Lompat ke isi utama

Berita

Reformasi 1998: Gerbang Demokrasi Baru

Reformasi 1998: Gerbang Demokrasi Baru

Reformasi 1998: Gerbang Demokrasi Baru 

Reformasi merupakan kata yang sakral–setidaknya bagi rakyat Indonesia yang telah mengalami pahit asamnya rezim orde baru selama kurang lebih 32 Tahun. Berdasarkan Kamus Besar Bahasa Indonesia (KBBI), reformasi berarti perubahan secara drastis untuk perbaikan (bidang sosial, politik, atau agama) dalam suatu masyarakat atau negara. Era Reformasi 1998 yang dimotori oleh aktivis mahasiswa yang secara kolektif berjuang bersama rakyat untuk melakukan perubahan besar-besaran terutama dalam mekanisme penyelenggaraan negara menuju ke arah demokrasi substantif ditandai dengan lahirnya lengsernya rezim otoriter.

Makna “perbaikan” dalam “reformasi” dapat diartikan bahwa ada tujuan besar dalam memperbaiki sistem pemilu sebelumnya yang dinilai tidak sejalan dengan semangat demokrasi Republik Indonesia sebagaimana ditegaskan dalam Pasal 1 ayat (2) UUD 1945, yang menyatakan bahwa kedaulatan berada di tangan rakyat dan dilaksanakan menurut Undang-Undang Dasar. Gelombang demonstrasi mahasiswa, desakan rakyat di berbagai daerah, dan tekanan sosial-ekonomi yang menumpuk akhirnya memaksa Presiden Soeharto mengundurkan diri pada 21 Mei 1998. Momentum itu menandai berakhirnya era Orde Baru yang telah berkuasa selama lebih dari tiga dekade — sebuah rezim yang dikenal dengan sentralisasi kekuasaan, pembatasan kebebasan berpendapat, dan lemahnya mekanisme pengawasan kekuasaan.

Reformasi bukan hanya pergantian rezim, melainkan perubahan sistemik dalam penyelenggaraan negara.

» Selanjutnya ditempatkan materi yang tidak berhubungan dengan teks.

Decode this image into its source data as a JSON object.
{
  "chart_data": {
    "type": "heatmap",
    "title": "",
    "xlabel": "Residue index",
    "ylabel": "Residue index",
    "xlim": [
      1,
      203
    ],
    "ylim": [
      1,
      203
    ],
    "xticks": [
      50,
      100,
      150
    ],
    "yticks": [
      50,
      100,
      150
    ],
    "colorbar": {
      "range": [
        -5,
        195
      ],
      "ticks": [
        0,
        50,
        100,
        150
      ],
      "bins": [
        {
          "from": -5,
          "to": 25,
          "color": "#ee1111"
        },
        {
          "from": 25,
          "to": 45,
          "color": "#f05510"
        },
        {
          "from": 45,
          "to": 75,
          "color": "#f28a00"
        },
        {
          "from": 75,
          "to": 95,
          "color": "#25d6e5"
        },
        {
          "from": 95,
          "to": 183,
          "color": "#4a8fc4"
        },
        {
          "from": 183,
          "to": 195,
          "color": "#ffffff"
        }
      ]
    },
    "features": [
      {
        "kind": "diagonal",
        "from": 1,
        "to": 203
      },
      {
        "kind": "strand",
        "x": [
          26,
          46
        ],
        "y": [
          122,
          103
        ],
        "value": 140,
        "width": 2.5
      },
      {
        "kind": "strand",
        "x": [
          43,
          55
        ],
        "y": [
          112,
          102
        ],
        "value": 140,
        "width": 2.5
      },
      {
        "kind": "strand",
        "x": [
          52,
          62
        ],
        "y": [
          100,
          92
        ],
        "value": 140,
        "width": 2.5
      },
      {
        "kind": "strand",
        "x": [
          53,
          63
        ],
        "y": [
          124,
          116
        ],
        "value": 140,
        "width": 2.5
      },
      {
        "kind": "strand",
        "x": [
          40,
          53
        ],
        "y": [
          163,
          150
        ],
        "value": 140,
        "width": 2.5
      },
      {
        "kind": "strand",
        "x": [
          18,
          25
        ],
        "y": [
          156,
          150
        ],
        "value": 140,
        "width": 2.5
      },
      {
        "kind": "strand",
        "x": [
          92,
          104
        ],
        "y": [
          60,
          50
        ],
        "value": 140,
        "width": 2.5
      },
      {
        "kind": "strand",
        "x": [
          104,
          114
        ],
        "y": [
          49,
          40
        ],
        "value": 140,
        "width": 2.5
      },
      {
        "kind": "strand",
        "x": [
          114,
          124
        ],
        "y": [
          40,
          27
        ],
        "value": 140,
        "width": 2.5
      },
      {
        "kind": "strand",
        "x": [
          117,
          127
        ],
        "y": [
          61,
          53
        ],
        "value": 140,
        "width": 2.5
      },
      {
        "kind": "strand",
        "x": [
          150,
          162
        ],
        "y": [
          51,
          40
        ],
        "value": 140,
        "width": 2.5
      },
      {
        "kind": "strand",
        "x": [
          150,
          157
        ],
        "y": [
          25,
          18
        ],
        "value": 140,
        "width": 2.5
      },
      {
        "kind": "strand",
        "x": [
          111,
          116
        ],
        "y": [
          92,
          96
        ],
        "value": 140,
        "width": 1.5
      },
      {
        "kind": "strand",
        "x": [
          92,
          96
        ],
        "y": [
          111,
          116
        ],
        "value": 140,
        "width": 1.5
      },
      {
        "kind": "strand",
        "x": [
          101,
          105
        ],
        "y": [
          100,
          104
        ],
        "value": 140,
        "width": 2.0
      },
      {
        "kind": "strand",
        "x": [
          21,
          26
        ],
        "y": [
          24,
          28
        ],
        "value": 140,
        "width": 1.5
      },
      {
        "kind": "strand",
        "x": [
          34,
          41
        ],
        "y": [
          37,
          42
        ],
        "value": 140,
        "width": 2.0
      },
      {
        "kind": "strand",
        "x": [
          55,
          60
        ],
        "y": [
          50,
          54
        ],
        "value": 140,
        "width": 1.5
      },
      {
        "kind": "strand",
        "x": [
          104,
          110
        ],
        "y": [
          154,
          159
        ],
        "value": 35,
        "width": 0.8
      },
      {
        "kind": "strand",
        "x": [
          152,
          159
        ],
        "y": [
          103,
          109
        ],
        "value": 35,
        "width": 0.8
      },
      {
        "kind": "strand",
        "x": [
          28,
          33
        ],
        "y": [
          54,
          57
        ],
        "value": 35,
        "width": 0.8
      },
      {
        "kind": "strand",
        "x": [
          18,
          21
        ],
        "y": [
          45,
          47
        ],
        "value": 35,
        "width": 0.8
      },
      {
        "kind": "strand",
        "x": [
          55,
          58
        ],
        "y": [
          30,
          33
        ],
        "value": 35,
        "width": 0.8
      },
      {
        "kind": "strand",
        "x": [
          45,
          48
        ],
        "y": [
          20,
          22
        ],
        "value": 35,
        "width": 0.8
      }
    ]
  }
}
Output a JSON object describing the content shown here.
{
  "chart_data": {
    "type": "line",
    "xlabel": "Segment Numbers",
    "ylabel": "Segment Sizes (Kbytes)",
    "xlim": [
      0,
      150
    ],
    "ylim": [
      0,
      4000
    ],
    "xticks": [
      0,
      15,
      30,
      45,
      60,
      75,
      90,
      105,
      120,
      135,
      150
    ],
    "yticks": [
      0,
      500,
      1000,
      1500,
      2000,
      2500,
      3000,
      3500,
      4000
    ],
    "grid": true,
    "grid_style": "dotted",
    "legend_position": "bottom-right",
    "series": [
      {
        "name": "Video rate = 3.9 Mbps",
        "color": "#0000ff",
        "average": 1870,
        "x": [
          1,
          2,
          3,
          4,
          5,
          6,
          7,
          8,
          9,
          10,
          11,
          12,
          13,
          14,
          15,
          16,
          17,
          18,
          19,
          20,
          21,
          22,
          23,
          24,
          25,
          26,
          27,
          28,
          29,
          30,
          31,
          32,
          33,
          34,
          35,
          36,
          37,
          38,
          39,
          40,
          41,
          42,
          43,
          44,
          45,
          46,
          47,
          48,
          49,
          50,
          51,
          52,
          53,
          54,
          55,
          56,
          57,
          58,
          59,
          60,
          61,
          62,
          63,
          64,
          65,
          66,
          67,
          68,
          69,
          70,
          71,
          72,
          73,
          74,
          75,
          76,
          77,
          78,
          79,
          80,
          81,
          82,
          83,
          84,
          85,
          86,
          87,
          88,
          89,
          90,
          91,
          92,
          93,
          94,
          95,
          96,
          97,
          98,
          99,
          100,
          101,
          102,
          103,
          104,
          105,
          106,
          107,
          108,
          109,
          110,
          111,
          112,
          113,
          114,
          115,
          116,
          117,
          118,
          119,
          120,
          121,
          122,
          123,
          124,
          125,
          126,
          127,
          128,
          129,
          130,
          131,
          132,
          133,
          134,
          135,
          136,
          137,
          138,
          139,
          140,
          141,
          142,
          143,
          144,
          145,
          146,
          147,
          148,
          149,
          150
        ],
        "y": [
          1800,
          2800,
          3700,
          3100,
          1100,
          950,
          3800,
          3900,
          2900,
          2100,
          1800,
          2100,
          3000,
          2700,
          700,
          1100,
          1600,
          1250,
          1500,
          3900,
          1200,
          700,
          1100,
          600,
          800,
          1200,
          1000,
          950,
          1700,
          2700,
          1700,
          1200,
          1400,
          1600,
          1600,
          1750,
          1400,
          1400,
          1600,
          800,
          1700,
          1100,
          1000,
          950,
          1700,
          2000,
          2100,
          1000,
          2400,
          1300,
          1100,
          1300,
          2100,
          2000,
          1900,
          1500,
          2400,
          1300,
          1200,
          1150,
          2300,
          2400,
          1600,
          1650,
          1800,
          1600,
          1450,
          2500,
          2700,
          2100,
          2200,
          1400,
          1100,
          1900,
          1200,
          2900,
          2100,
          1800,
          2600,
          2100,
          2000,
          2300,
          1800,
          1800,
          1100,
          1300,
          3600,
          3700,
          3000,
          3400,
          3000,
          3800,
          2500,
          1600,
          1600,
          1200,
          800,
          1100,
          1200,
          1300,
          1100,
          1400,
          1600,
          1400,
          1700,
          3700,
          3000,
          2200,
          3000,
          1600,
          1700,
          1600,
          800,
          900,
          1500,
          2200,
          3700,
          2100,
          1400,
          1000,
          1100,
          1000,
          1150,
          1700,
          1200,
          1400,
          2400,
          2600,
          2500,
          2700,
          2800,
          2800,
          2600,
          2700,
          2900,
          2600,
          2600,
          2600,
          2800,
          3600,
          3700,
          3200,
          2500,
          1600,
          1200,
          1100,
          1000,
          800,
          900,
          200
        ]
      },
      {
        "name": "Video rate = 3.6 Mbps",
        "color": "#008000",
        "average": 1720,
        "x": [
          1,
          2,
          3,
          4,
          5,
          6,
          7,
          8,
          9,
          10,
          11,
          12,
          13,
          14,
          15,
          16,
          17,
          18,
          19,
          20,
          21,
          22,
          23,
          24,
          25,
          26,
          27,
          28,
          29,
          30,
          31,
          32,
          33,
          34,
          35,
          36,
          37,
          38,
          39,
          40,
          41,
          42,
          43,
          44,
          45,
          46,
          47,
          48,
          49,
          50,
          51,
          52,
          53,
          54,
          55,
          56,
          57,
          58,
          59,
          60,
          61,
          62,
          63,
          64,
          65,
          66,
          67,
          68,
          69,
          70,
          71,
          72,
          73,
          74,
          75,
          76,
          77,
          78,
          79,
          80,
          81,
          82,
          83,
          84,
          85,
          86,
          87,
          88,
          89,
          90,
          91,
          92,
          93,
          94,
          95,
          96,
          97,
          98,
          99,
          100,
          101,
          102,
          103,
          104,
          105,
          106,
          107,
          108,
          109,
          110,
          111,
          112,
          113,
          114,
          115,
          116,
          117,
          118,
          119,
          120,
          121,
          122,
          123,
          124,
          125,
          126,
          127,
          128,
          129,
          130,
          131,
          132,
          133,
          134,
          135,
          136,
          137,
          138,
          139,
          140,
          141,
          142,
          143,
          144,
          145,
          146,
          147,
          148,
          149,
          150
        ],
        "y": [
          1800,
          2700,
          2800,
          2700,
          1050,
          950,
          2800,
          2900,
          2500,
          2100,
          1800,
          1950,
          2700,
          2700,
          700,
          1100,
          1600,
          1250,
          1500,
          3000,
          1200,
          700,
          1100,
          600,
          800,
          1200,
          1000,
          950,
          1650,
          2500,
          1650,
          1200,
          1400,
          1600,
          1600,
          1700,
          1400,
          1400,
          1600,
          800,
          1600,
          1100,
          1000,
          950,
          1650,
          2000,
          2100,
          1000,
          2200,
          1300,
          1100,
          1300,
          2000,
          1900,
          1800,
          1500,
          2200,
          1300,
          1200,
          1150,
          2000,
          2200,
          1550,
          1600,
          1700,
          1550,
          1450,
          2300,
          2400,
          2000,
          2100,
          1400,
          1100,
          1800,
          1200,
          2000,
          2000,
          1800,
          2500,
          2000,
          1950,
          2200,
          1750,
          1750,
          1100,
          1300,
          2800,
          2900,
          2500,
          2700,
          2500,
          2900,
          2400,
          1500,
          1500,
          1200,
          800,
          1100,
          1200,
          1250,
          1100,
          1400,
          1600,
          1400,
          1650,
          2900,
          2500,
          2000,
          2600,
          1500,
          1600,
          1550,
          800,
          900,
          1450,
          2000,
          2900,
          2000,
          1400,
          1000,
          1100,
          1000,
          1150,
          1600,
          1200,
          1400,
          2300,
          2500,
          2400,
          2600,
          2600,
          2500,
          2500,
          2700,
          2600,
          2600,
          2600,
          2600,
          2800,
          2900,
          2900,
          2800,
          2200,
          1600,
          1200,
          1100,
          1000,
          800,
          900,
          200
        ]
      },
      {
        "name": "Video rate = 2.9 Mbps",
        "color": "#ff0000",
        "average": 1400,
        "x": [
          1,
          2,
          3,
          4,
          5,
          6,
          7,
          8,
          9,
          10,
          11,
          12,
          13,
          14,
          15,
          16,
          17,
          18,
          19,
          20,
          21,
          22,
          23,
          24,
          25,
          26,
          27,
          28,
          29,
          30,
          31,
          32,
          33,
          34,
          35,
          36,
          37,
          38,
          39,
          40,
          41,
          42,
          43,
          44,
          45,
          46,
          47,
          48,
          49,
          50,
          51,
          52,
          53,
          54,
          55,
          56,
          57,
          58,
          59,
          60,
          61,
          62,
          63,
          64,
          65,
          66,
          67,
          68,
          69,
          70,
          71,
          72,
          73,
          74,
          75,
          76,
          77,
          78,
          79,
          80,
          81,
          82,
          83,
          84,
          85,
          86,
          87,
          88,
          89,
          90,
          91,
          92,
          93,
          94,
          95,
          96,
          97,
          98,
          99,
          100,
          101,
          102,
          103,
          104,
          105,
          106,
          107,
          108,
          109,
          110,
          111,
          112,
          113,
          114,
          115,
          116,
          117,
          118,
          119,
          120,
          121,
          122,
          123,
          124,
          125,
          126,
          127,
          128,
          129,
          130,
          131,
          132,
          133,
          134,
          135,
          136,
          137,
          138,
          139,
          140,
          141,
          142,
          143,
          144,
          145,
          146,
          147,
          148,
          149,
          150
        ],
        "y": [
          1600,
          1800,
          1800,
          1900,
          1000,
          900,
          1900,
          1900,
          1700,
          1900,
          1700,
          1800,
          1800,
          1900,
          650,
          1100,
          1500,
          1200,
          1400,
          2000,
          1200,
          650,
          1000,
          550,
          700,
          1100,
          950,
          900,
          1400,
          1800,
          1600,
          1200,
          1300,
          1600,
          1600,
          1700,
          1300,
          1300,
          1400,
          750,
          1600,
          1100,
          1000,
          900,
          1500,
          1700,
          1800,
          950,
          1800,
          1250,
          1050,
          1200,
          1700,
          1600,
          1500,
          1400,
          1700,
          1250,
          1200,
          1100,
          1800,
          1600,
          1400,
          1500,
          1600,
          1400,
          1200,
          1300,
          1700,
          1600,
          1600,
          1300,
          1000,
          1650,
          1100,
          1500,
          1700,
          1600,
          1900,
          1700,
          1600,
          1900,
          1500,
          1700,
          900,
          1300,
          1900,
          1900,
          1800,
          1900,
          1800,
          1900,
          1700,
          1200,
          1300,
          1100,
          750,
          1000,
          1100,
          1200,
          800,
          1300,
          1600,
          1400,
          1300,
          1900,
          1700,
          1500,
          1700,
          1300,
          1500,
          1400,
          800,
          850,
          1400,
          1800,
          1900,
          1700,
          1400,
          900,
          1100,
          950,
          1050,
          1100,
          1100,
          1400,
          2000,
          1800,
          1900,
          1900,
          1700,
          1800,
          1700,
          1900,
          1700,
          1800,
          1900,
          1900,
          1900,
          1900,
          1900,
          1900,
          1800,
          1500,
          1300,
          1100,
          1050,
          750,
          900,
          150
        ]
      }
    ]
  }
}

Dari sinilah lahir berbagai amandemen terhadap Undang-Undang Dasar Negara Republik Indonesia Tahun 1945 (UUD 1945) antara tahun 1999–2002 yang menjadi fondasi demokrasi modern Indonesia.

Beberapa prinsip penting yang lahir dari amandemen itu antara lain:

  • Kedaulatan berada di tangan rakyat dan dilaksanakan menurut Undang-Undang Dasar (Pasal 1 ayat 2 UUD 1945).

  • Negara Indonesia adalah negara hukum (Pasal 1 ayat 3).

  • Hak warga negara untuk menyatakan pendapat dijamin oleh konstitusi (Pasal 28E ayat 3).

  • Pemilihan umum dilaksanakan secara langsung, umum, bebas, rahasia, jujur, dan adil (Pasal 22E).

Sebagai pelaksanaan prinsip tersebut, lahirlah lembaga-lembaga demokrasi yang bersifat mandiri dan non-partisan, termasuk Komisi Pemilihan Umum (KPU) dan Badan Pengawas Pemilihan Umum (Bawaslu). Pembentukan Bawaslu diatur dalam Undang-Undang Nomor 15 Tahun 2011 dan kini diperkuat melalui Undang-Undang Nomor 7 Tahun 2017 tentang Pemilihan Umum, yang menegaskan bahwa Bawaslu bertugas mengawasi seluruh tahapan pemilu agar berjalan jujur, adil, transparan, dan bebas dari kecurangan.

Namun, tantangan Reformasi belum usai. Politik uang, manipulasi informasi, dan penyalahgunaan kekuasaan masih menghantui perjalanan demokrasi. Politik uang, sebagaimana diatur dalam Pasal 515 dan 523 Undang-Undang Nomor 7 Tahun 2017, merupakan tindak pidana pemilu yang mengancam integritas suara rakyat. Jika dibiarkan, praktik ini perlahan mengikis makna kedaulatan rakyat dan membuka jalan bagi munculnya kembali sistem kekuasaan yang otoriter, bukan dengan paksaan senjata, tetapi dengan pembelian suara dan manipulasi kehendak rakyat. Karena itu, merawat Reformasi berarti menjaga nurani bangsa dan menegakkan hukum pemilu. Masyarakat memiliki peran sentral dalam mengawal demokrasi: melapor jika ada pelanggaran, menolak politik uang, serta ikut mengawasi proses pemilihan. Bawaslu hadir sebagai mitra rakyat, bukan semata lembaga negara. Bersama masyarakat, Bawaslu memastikan setiap suara rakyat dihitung dengan benar, setiap pelanggaran ditindak, dan setiap proses pemilu berjalan sesuai prinsip LUBER dan JURDIL.